The rest of the ride passed in a grim, detached conversation about school, utterly mundane topics overlaying the raw, sticky trauma between them. Elijah made her talk, made her focus, preventing the spiral. He was managing his asset.

The train hissed to a final, tired halt.

"This is us," Elijah said, standing up.

He didn't offer her a hand. Akari, still stiff and sore, struggled to her feet. The remaining cash, the payment from the man, was still on the floor, untouched.

"You left your money," Elijah noted, nodding at the bills.

Akari didn't look down. "You keep it. It's dirty."

Elijah only shrugged, picking the bills up. "Money is money, Akari. It just made people do all sorts of things back there. Same as always." He put the cash away with his own stolen haul.

He stepped out onto the concrete platform without waiting. Akari followed, a haunted, silent shadow, stepping out of the train's dead light into the colder, open air of the station. She was breathing hard, every step a painful effort.

The city waited, dark and indifferent.

Akari's breath hitched sharply as her bruised thighs burned with every dragging step. She kept her eyes fixed on Elijah's backpack—the frayed straps were safer than the hungry shadows pooling beneath the broken station lights.
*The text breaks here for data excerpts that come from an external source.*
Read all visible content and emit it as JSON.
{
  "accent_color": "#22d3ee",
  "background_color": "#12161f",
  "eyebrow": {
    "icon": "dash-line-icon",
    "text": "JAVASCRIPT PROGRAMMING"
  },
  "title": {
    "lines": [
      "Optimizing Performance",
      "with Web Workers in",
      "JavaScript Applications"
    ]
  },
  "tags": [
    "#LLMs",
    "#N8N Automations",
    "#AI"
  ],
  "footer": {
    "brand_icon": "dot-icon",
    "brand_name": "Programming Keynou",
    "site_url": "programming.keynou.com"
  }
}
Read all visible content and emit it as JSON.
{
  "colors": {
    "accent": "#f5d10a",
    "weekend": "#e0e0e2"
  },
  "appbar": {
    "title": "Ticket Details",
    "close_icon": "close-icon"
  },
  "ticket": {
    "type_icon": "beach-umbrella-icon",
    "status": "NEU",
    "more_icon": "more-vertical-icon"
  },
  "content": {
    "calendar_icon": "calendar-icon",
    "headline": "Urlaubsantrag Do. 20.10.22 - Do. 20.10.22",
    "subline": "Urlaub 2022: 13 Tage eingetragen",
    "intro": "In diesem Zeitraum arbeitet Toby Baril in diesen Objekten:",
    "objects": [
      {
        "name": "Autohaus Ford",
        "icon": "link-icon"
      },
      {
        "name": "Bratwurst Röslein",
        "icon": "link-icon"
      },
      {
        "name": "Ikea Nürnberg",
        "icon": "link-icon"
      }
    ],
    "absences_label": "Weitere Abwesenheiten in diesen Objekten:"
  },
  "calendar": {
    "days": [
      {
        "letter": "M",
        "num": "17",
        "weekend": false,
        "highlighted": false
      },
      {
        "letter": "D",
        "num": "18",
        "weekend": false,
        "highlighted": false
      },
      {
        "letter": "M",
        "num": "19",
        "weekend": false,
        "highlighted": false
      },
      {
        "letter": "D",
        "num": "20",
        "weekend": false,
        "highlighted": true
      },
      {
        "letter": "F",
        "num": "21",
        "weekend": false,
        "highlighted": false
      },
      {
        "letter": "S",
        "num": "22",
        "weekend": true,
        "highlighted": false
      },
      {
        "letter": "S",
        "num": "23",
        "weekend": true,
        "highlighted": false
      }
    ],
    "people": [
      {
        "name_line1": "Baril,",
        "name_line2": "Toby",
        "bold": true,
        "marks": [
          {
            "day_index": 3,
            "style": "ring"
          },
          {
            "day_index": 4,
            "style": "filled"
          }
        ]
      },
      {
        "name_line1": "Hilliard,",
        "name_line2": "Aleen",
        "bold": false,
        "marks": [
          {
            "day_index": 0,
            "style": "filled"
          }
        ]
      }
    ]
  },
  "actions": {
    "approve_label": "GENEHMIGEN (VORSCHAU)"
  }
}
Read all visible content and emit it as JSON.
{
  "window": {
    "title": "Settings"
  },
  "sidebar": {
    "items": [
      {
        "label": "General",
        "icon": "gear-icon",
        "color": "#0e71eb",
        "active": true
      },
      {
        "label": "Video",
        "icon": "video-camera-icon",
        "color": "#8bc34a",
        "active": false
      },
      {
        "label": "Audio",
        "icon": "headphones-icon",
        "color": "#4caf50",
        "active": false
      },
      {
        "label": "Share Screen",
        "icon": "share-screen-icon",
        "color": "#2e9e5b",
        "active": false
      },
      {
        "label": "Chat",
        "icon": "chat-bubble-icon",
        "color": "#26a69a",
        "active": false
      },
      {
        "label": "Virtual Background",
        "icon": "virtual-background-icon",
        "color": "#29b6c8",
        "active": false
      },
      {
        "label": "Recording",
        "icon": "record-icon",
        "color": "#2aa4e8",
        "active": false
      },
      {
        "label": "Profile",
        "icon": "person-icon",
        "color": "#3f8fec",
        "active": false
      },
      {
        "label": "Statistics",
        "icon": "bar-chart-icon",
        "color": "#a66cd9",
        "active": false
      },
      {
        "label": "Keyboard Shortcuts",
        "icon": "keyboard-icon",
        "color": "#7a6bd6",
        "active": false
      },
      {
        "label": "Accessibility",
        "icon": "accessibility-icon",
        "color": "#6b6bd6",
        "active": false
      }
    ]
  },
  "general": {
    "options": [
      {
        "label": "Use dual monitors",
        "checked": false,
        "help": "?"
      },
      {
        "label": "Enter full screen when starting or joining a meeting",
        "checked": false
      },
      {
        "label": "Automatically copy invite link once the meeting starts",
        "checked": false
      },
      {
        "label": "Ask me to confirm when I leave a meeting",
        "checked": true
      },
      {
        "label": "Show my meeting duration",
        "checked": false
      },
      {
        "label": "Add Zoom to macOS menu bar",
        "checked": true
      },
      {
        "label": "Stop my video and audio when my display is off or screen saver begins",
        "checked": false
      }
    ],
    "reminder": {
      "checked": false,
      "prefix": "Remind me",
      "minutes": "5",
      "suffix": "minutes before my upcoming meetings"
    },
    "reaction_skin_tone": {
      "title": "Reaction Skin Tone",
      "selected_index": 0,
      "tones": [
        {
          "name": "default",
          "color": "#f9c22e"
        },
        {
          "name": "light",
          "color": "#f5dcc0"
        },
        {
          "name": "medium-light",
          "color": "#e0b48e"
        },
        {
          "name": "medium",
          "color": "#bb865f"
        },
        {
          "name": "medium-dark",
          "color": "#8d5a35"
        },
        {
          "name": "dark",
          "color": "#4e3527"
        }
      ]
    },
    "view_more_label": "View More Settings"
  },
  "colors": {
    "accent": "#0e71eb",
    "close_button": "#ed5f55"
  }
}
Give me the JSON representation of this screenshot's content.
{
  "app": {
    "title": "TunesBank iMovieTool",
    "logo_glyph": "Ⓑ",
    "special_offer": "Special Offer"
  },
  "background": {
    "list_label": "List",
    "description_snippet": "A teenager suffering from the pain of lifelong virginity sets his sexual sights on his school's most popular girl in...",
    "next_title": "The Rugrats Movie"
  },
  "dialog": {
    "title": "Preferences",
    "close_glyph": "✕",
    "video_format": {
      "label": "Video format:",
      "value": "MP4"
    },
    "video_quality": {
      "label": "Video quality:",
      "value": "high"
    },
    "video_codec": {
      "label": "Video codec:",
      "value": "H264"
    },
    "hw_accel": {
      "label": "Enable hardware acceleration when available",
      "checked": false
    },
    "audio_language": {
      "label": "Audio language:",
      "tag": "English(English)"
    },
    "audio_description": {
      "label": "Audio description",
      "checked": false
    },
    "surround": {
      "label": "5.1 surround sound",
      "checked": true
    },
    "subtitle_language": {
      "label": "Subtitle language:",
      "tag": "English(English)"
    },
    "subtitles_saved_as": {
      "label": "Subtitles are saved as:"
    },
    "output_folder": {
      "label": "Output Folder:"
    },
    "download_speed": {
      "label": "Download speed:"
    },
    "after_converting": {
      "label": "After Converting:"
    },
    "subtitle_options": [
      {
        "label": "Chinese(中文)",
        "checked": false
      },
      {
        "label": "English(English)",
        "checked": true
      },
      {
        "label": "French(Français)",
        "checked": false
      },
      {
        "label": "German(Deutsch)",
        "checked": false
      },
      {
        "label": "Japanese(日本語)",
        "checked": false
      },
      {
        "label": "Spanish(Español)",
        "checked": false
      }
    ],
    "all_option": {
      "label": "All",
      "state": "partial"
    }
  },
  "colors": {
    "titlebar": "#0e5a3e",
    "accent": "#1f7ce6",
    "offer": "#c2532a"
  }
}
Elijah didn't slow his stride, forcing her to hobble faster until she stumbled against a graffiti-smeared pillar. He paused, turning back with an expression like a bored clerk assessing damaged inventory. "You move like wet laundry dragged through the dirt—heavy and too slow," he remarked, plucking a discarded soda can from a bench. "Hold this. Looks less suspicious than clutching yourself."